Le livre des jours se savoure comme une tranche d’humanité, livrée sans boufissure aucune, telle une effusion que seule freine une réserve pleine de dignité.

(1) Cet ami, Ali El-Kady, a lui-même écrit un livre racontant sa jeunesse, L’envol des souvenirs ou les années du devenir, un livre plein de charmes, de poésie et de tendresse, et qui, à certains égards, n’est pas sans rappeler le récit de Taha Hussein. L’édition est hélas emplie de coquilles, mais on supporte ce défaut, tant le témoignage fourni est émouvant. Il est possible de se procurer cet ouvrage ici.

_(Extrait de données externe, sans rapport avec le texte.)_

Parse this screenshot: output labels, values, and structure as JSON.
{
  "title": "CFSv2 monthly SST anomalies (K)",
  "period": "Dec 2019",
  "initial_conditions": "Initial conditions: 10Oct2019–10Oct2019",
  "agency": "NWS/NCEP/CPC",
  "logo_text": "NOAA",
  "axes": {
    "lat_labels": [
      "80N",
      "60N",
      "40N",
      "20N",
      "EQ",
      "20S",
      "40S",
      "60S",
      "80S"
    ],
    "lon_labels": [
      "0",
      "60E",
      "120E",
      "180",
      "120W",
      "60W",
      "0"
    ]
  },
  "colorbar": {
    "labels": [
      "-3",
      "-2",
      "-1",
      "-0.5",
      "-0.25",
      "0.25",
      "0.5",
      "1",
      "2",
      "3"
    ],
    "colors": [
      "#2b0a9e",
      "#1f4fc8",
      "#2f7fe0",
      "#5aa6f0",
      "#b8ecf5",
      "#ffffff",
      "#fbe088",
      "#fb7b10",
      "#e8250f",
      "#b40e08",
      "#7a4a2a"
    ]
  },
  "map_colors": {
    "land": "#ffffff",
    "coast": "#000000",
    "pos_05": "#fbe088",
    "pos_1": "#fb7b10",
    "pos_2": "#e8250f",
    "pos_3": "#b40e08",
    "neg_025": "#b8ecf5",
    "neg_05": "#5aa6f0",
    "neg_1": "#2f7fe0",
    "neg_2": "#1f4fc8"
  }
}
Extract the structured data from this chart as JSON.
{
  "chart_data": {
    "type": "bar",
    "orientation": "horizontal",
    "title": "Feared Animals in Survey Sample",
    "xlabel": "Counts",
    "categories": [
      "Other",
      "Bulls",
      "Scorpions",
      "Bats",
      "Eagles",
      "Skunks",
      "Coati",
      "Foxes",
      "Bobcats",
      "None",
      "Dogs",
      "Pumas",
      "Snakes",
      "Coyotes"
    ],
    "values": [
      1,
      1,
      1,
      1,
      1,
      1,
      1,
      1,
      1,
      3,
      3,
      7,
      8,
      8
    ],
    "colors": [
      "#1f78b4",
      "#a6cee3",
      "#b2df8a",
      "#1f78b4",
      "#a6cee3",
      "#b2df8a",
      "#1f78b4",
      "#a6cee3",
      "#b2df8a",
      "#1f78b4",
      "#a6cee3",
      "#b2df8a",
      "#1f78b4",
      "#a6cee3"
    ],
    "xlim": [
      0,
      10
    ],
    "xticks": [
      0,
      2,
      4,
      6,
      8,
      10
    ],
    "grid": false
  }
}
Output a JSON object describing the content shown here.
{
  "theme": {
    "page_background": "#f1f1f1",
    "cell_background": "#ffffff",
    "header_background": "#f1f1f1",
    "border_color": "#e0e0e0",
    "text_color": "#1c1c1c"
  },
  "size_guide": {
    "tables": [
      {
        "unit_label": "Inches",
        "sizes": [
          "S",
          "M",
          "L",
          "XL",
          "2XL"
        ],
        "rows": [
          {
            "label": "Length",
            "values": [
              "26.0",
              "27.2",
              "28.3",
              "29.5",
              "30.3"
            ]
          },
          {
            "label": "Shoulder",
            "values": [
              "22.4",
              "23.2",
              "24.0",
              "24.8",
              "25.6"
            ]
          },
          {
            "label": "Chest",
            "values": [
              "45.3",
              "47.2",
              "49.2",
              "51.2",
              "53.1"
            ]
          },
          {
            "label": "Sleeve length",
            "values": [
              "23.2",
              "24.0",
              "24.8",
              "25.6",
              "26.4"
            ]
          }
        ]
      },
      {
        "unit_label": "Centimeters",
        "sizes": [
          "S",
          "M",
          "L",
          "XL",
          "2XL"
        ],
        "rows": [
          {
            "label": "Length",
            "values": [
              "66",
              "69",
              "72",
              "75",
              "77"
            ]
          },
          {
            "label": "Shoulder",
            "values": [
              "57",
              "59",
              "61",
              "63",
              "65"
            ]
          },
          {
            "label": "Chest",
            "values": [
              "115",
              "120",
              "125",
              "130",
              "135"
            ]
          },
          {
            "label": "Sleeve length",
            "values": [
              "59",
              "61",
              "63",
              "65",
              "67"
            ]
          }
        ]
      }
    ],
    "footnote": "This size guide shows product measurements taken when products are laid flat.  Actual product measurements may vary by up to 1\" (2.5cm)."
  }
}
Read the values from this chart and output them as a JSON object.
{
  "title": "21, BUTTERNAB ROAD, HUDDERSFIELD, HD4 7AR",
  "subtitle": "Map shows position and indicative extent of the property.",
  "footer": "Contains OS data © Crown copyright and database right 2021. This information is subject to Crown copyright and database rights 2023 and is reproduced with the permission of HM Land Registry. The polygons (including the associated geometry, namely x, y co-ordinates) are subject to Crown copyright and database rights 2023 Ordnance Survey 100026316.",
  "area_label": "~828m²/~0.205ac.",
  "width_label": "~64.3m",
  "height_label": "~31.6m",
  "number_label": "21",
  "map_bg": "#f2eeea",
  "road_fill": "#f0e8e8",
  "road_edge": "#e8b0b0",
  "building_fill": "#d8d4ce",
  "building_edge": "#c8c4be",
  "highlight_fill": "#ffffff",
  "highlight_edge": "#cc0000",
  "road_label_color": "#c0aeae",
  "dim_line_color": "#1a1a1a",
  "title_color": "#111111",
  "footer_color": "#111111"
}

(2) Taha Hussein, Le livre des jours, trad. de Jean Lecerf et Gaston Wiet, Gallimard, coll. “L’imaginaire”, 1947.
(3) La suite de ce témoignage figure dans La traversée intérieure (Gallimard, 1992).
(4) La préface de Gide date de février 1947. Elle trahit bien ce que celui-ci avait de prétentieux, voire de suffisant (n’y parle-t-il pas de lassantes lenteurs (p. 11) ?)
(5) Plus énigmatique, plus déroutante est la place du narrateur dans l’adresse à sa fille. Jugez-en : sa fille fond en larmes à l’écoute de l’histoire d’Œdipe-Roi (Taha Hussein a traduit Sophocle) et... « Alors ta mère comprit, et ton père, et moi aussi, que, si tu pleurais en pensant à “Œdipe-Roi”, c’est parce qu’il était aveugle [...]. » (p. 110)
(6) Selon l’appellation française actuelle : al-Azhar.